Erik Chevalier, who has settled the case, raised the money from 1,246 backers. He promised he would produce a board game called The Doom That Came to Atlantic City, and the campaign came to a successful conclusion on June 6, 2012. According to the complaint (PDF), 85 percent of the backers had pledged $75 or more, the level required to get the pewter miniatures promised backers of the project.
Why are you lumping all of them together? I've bought a few things that started on Kickstarter and are now successful and sold in other stores (my favorite of them is my Kitchen Safe, of which I own 2)
There are also some cool rehab innovations, things like prosthetics, that are coming from sources like Kickstarter, a place where individuals with great ideas can bring them to fruition. Of course it's going to be buyer beware should you choose to invest, but to say they're all frauds is much too broad of a brush.

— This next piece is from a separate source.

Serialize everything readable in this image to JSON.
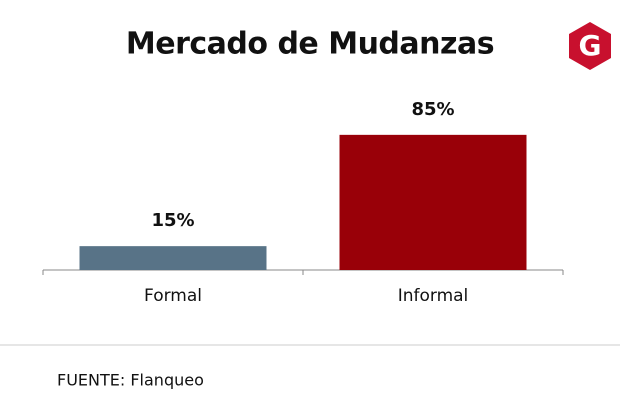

To me it's an online version of Shark Tank, except they are pitching their idea to regular folks instead of millionaires.
I just took my first look at Kickstarter and get the general impression that way too many of the sites I'm seeing are not well thought out at all. How did they arrive at what they "need" in capital? WHERE are they located? Since when do you need a "permit" to drill a water well? (I can't tell from the site where their "organic" farm is going to be, nor can I communicate without being a "sponsor".
Methinks a vetting form would do Kickstarter good, a minimum amount of disclosure information required for each site. It's too hard to figure out what these kids are up to half the time, and the other half the unit is already really out there in the real world: they're just restamping it with their logo and claiming it's new.
After three years the "dry age beef" unit doesn't even have a photo up of what it's supposed to look like. They keep stringing people along and selling them chopping boards. Right. Perhaps a starred rating system would be nice.